Setting aside complaints about the Pandas API, it's frustrating that we might see the community of a popular "standard" tool fragment into two or even three ecosystems (for libraries with slightly incompatible APIs) -- seemingly all with the value proposition of "making it faster". Based on the machine learning experience over the last decade, this kind of churn in tooling is somewhat exhausting.

I wonder how much of this is fundamental to the common approach of writing libraries in Python with the processing-heavy parts delegated to C/C++ -- that the expressive parts cannot be fast and the fast parts cannot be expressive. Also, whether Rust (for polars, and other newer generation of libraries) changes this tradeoff substantially enough.

2 comments

ssivark

tgtweak 1 year ago

I think it's a natural path of software life that compatibility often stands in the way of improving the API.

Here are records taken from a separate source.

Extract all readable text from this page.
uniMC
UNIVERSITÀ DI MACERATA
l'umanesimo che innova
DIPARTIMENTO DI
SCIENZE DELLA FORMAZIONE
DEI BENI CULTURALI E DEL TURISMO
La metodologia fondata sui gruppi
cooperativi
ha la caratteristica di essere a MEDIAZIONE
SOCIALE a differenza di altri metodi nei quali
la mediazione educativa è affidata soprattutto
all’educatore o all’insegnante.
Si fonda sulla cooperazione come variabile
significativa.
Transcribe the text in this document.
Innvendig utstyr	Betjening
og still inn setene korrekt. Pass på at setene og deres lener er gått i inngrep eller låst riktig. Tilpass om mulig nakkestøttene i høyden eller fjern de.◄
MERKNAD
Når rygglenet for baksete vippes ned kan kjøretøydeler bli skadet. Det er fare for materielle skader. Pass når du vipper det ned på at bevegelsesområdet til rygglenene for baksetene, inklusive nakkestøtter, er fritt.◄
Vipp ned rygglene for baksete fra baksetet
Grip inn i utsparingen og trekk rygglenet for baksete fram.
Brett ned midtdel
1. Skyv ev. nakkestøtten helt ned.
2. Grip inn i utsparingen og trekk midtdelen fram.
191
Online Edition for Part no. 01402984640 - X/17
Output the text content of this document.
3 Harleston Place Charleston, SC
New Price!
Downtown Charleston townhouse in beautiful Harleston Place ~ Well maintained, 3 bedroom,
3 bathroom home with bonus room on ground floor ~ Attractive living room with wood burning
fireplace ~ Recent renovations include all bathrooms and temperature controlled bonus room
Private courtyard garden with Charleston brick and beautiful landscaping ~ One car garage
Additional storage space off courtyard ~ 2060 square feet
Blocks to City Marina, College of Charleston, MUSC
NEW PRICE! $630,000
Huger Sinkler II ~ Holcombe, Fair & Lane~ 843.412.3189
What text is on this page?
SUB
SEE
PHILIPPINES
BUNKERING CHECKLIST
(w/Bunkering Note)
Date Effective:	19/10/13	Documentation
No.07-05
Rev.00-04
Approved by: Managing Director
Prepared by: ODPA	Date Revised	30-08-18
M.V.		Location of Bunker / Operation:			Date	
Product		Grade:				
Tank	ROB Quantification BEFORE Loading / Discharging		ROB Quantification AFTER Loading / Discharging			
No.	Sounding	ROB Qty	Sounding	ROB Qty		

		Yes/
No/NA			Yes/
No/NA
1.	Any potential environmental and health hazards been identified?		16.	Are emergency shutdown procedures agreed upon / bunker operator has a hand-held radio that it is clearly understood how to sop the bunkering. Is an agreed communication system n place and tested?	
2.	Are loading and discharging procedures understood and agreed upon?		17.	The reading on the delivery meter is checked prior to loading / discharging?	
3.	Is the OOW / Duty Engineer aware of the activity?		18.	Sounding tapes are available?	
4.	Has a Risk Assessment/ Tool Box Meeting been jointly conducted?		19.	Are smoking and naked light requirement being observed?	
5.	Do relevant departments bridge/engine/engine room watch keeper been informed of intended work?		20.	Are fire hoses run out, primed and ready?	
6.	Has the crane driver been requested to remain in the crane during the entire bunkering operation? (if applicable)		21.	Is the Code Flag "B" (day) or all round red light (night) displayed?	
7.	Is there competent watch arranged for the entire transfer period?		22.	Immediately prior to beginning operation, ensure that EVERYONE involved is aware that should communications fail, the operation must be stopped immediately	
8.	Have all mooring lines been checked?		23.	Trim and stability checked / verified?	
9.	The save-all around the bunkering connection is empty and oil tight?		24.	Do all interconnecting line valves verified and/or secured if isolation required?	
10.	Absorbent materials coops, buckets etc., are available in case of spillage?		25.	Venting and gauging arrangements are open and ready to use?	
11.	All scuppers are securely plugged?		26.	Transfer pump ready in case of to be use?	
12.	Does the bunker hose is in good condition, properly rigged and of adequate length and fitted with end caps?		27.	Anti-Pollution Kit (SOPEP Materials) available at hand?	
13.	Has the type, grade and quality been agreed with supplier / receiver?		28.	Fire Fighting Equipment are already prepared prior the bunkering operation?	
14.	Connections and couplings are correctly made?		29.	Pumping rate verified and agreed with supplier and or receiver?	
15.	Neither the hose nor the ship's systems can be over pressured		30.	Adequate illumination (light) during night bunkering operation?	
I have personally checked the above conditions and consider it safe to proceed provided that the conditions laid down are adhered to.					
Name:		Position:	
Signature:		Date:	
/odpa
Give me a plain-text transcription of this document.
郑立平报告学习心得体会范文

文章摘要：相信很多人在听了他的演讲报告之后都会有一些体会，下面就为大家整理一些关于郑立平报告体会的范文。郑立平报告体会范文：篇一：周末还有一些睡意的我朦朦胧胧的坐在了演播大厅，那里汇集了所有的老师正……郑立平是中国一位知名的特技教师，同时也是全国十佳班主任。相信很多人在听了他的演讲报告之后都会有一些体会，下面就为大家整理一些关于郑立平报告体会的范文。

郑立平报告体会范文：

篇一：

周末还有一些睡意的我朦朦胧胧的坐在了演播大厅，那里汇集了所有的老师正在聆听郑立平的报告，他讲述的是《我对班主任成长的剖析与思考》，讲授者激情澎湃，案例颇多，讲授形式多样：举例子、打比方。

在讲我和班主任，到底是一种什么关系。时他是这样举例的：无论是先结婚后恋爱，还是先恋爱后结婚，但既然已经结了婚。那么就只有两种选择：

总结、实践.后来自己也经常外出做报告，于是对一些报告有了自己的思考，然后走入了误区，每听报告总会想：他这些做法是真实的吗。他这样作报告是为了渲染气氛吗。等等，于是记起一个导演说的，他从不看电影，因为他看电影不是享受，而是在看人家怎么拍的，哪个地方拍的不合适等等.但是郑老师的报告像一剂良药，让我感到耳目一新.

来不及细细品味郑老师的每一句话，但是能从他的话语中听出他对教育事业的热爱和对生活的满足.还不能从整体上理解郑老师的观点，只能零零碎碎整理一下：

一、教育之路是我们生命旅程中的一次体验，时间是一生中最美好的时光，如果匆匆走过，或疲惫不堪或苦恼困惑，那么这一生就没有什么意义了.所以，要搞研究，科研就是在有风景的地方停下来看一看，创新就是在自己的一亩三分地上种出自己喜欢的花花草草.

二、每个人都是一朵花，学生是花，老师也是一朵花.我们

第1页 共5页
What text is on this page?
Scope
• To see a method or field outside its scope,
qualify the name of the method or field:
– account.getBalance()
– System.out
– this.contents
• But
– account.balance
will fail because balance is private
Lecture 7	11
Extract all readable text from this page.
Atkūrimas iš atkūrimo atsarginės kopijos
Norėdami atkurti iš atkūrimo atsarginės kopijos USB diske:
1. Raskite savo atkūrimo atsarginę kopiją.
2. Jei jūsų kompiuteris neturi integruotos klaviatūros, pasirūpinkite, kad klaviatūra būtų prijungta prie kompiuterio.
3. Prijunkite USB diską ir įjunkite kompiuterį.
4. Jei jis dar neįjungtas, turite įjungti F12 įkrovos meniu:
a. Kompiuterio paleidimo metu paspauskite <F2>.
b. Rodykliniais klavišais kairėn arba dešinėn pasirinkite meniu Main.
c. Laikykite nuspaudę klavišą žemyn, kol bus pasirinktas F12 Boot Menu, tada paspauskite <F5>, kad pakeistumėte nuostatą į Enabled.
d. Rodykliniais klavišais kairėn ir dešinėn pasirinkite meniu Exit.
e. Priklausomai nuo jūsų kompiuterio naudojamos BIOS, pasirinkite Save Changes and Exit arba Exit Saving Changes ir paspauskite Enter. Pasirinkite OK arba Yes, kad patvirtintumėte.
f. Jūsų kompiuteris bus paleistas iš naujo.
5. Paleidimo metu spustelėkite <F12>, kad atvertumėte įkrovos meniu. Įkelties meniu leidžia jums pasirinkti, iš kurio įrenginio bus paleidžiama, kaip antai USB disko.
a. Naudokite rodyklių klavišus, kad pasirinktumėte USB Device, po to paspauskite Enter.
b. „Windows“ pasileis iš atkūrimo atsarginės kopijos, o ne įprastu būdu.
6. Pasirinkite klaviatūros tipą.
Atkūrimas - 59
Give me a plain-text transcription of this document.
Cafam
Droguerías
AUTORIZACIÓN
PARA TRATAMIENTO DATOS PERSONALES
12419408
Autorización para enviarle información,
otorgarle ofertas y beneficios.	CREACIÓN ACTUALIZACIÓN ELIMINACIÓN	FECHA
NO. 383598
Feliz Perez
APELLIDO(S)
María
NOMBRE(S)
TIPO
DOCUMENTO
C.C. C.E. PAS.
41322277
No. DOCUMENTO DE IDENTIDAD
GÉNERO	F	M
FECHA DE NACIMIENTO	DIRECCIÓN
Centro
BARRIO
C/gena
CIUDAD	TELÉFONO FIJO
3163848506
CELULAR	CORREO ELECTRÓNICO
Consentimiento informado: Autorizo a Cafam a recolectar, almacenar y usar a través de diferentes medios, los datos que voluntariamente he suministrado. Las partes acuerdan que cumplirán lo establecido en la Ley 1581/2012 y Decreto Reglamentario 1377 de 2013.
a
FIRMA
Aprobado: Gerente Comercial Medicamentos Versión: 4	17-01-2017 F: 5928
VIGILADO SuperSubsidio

This really does seem like a rare thing that everything speeds up without breaking compatability. If you want a fast revised API for your new project (or to rework your existing one) then you have a solution for that with Polars. If you just want your existing code/workloads to work faster, you have a solution for that now.

It's OK to have a slow, compatible, static codebase to build things on then optimize as-needed.

Trying to "fix" the api would break a ton of existing code, including existing plugins. Orphaning those projects and codebases would be the wrong move, those things take a decade to flesh out.

This really doesn't seem like the worst outcome, and doesn't seem to be creating a huge fragmented mess.

SiempreViernes 1 year ago

> Based on the machine learning experience over the last decade, this kind of churn in tooling is somewhat exhausting.

Don't come to old web-devs with those complains, every single one of them had to write at least one open source javascript library just to create their linkedin account!